Das große Rätselraten geht ja um: Wie sieht Arbeit in Zukunft aus? Und wer bekommt Arbeit? Und wer hat schlechte Karten? Die jüngste Erhebung des der Bundesarbeitsagentur zugeordneten Forschungsinstituts IAB hat ja schon gezeigt, dass immer mehr Arbeitsplätze computerisiert sind und immer mehr Arbeit künftig durch Digitalisierung ersetzt werden könnte. Das hat noch eine andere Facette, die kurz vor Weihnachten Paul M. Schröder vom BIAJ herausgearbeitet hat.

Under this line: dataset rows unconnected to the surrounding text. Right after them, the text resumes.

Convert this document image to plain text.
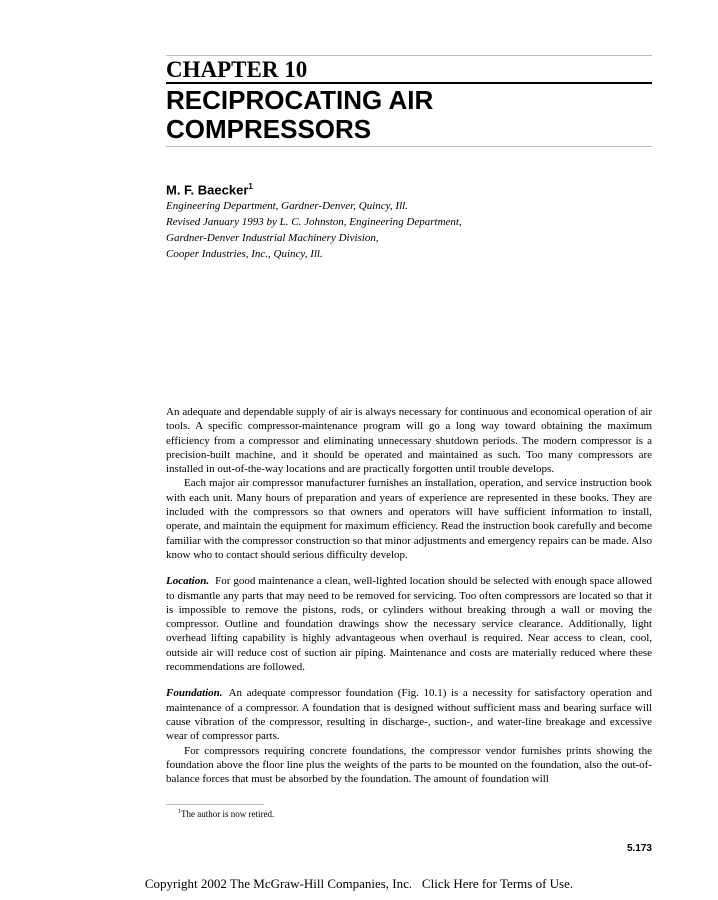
CHAPTER 10
RECIPROCATING AIR
COMPRESSORS
M. F. Baecker$^1$
Engineering Department, Gardner-Denver, Quincy, Ill.
Revised January 1993 by L. C. Johnston, Engineering Department,
Gardner-Denver Industrial Machinery Division,
Cooper Industries, Inc., Quincy, Ill.

An adequate and dependable supply of air is always necessary for continuous and economical operation of air tools. A specific compressor-maintenance program will go a long way toward obtaining the maximum efficiency from a compressor and eliminating unnecessary shutdown periods. The modern compressor is a precision-built machine, and it should be operated and maintained as such. Too many compressors are installed in out-of-the-way locations and are practically forgotten until trouble develops.

Each major air compressor manufacturer furnishes an installation, operation, and service instruction book with each unit. Many hours of preparation and years of experience are represented in these books. They are included with the compressors so that owners and operators will have sufficient information to install, operate, and maintain the equipment for maximum efficiency. Read the instruction book carefully and become familiar with the compressor construction so that minor adjustments and emergency repairs can be made. Also know who to contact should serious difficulty develop.

Location. For good maintenance a clean, well-lighted location should be selected with enough space allowed to dismantle any parts that may need to be removed for servicing. Too often compressors are located so that it is impossible to remove the pistons, rods, or cylinders without breaking through a wall or moving the compressor. Outline and foundation drawings show the necessary service clearance. Additionally, light overhead lifting capability is highly advantageous when overhaul is required. Near access to clean, cool, outside air will reduce cost of suction air piping. Maintenance and costs are materially reduced where these recommendations are followed.

Foundation. An adequate compressor foundation (Fig. 10.1) is a necessity for satisfactory operation and maintenance of a compressor. A foundation that is designed without sufficient mass and bearing surface will cause vibration of the compressor, resulting in discharge-, suction-, and water-line breakage and excessive wear of compressor parts.

For compressors requiring concrete foundations, the compressor vendor furnishes prints showing the foundation above the floor line plus the weights of the parts to be mounted on the foundation, also the out-of-balance forces that must be absorbed by the foundation. The amount of foundation will

$^1$The author is now retired.
5.173
Copyright 2002 The McGraw-Hill Companies, Inc. Click Here for Terms of Use.
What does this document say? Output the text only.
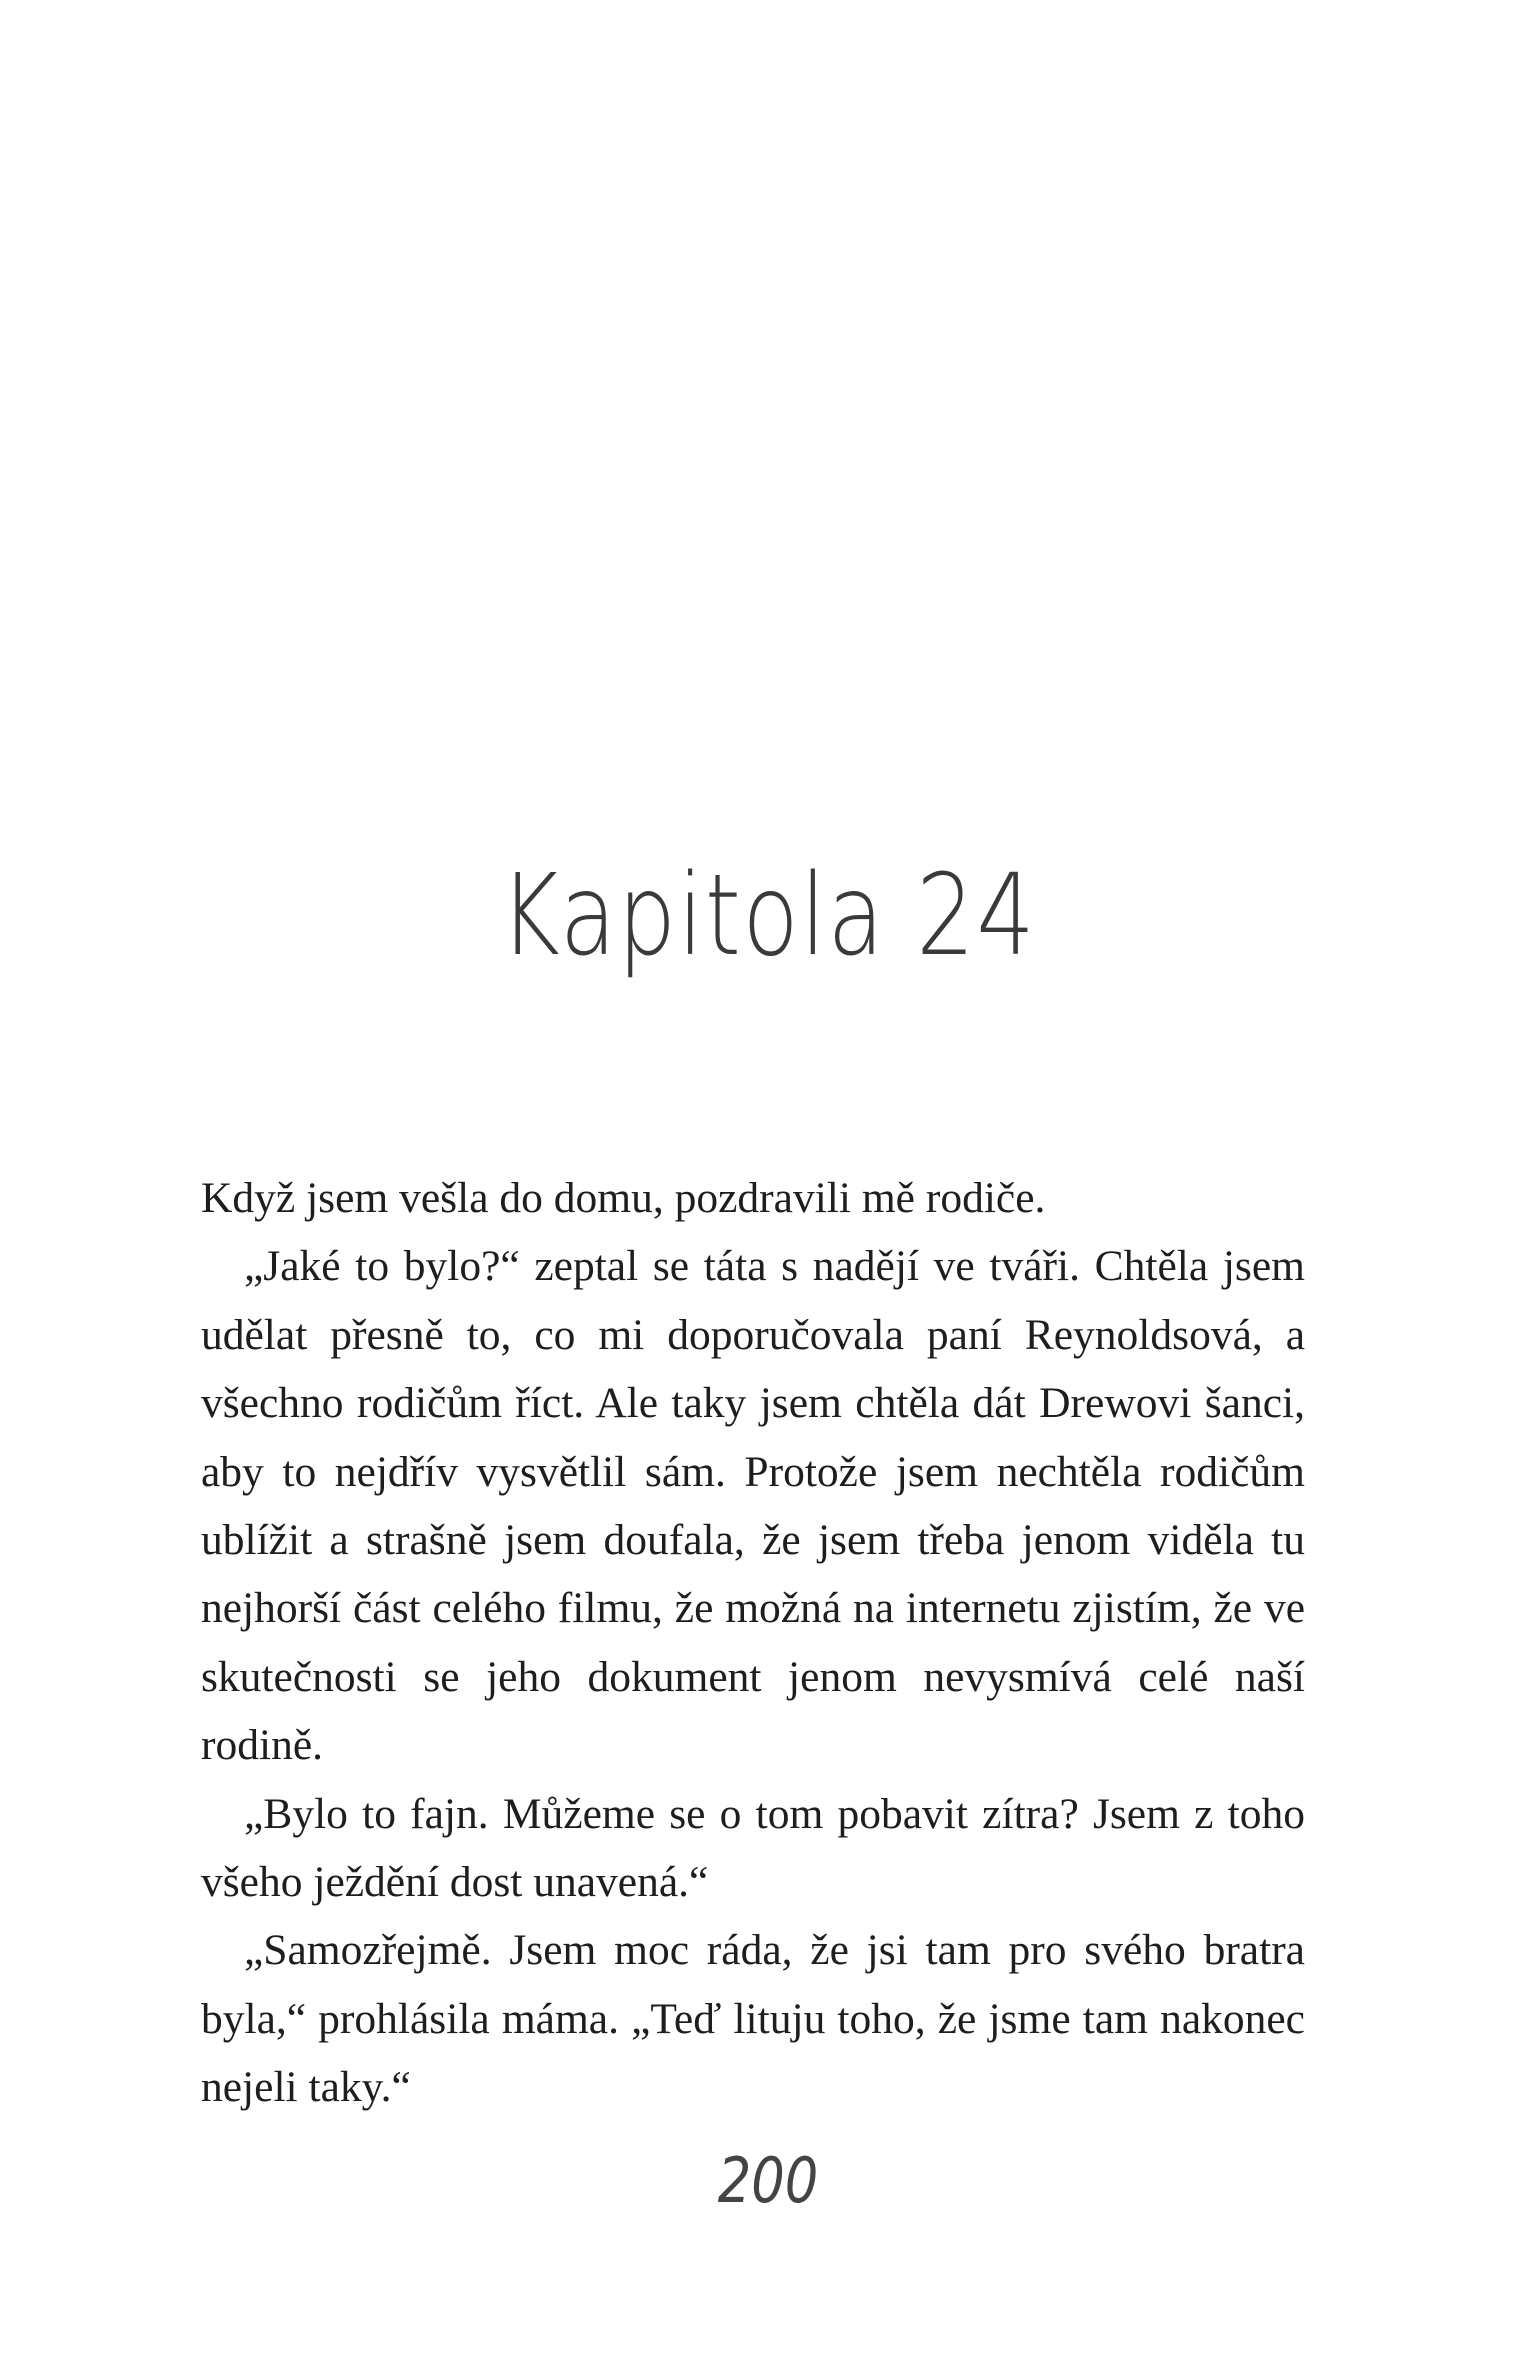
Kapitola 24

Když jsem vešla do domu, pozdravili mě rodiče.

„Jaké to bylo?“ zeptal se táta s nadějí ve tváři. Chtěla jsem udělat přesně to, co mi doporučovala paní Reynoldsová, a všechno rodičům říct. Ale taky jsem chtěla dát Drewovi šanci, aby to nejdřív vysvětlil sám. Protože jsem nechtěla rodičům ublížit a strašně jsem doufala, že jsem třeba jenom viděla tu nejhorší část celého filmu, že možná na internetu zjistím, že ve skutečnosti se jeho dokument jenom nevysmívá celé naší rodině.

„Bylo to fajn. Můžeme se o tom pobavit zítra? Jsem z toho všeho ježdění dost unavená.“

„Samozřejmě. Jsem moc ráda, že jsi tam pro svého bratra byla,“ prohlásila máma. „Teď lituju toho, že jsme tam nakonec nejeli taky.“

200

Er nimmt die Botschaft von den wachsenden Ansprüchen an die Berufstätigen ernst. Aber er zaubert nicht gleich „Kollege Roboter“ aus dem Ärmel, wie es die schlagzeilensüchtigen Medien in letzter Zeit immer öfter tun und den Lesern regelrecht Angst machen mit der Behauptung, Millionen Arbeitsplätze würden durch Digitalisierung einfach verschwinden. Was wohl ein Märchen bleiben wird, egal, welchen Mumpitz japanische Boulevard-Schreiber noch zum Thema schreiben. Hier leben die seltsamen Zukunftserwartungen aus Huxleys „Brave new world“ fort.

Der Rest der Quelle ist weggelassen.